The WHO’s framework underscores that sexual health is relevant throughout the lifespan, not just during reproductive years, but for both young and elderly populations. For older adults, maintaining intimacy (whether through intercourse, touch, or other forms of sexual expression) provides ongoing access to the hormonal, cardiovascular, and psychological benefits described above. Aging often brings physical changes that make sex different, but different doesn’t mean less important.
Prevention Costs Less Than Treatment
On a practical level, untreated sexual health problems carry real financial weight. The CDC estimated that chlamydia, gonorrhea, and syphilis infections acquired in a single year in the United States generated $795 million in lifetime productivity costs, reflecting lost time due to illness, treatment, and in severe cases, long-term complications. The per-infection costs are modest for some STIs (around $28 to $37 for chlamydia and gonorrhea in men) but climb for women ($205 to $212) and for syphilis ($411 per case regardless of sex), largely because untreated infections in women can cause pelvic inflammatory disease, infertility, and pregnancy complications.
STIs often produce no symptoms at all, which is why routine screening matters. The CDC recommends that everyone between ages 13 and 64 get tested for HIV at least once. Sexually active women under 25 should be screened for gonorrhea and chlamydia annually.

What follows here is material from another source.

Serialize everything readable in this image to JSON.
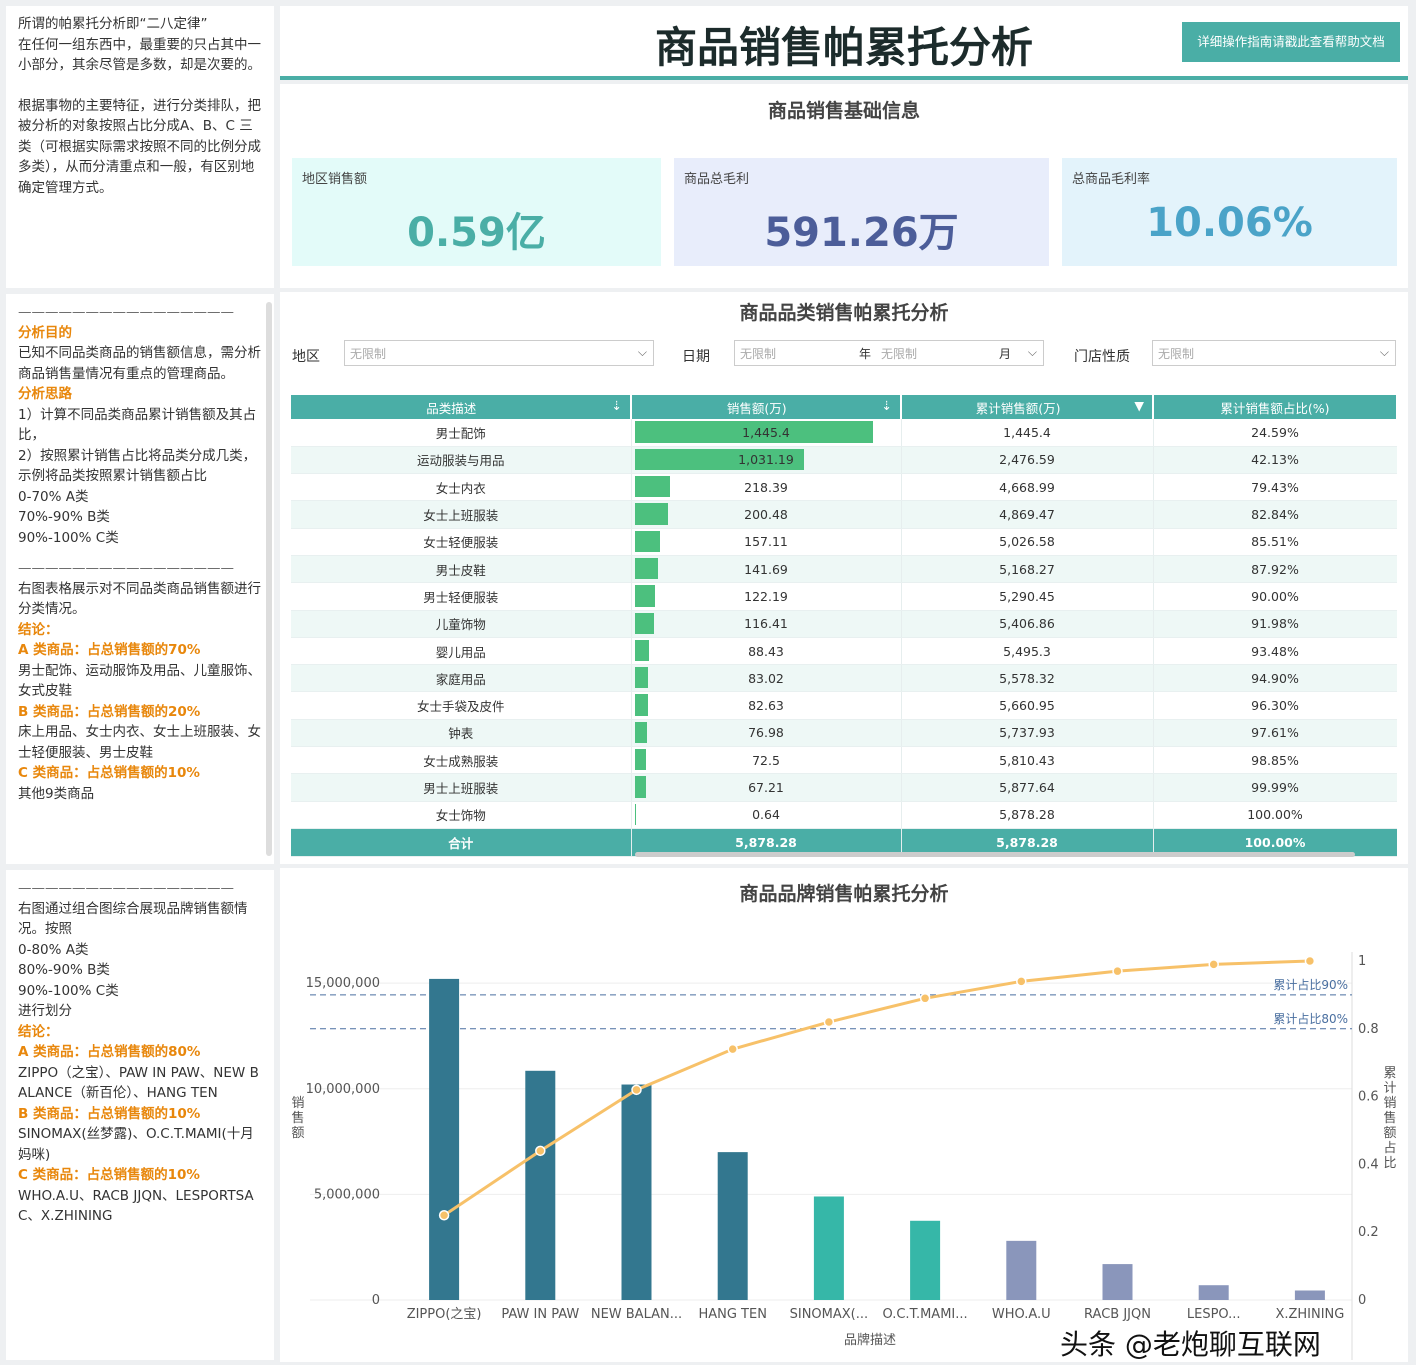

Men who have sex with men should be tested for syphilis, chlamydia, and gonorrhea at least once a year, with more frequent testing (every three to six months) for those with multiple partners. Pregnant women should be screened for syphilis, HIV, hepatitis B, and hepatitis C early in pregnancy. These screenings are brief, widely available, and catch problems before they cause lasting damage.
Sexual Health Is Broader Than You Think
Most people associate sexual health with condoms and STI tests. Those matter, but they’re a fraction of the picture. The WHO’s definition includes safety from violence and coercion, freedom from discrimination, and the ability to have pleasurable experiences on your own terms. It also acknowledges that gender norms, power dynamics, and social context shape sexual well-being in ways that a doctor’s visit alone can’t address.
Practically, this means sexual health encompasses communication with partners about desires and boundaries, access to accurate information about your own body, and the ability to seek help when something feels wrong physically or emotionally. It includes people who are not currently in sexual relationships, people across the full spectrum of orientations, and people whose sexual expression looks different from what’s typically portrayed. Investing in sexual health is investing in a part of life that touches your body, your mind, your relationships, and your sense of self.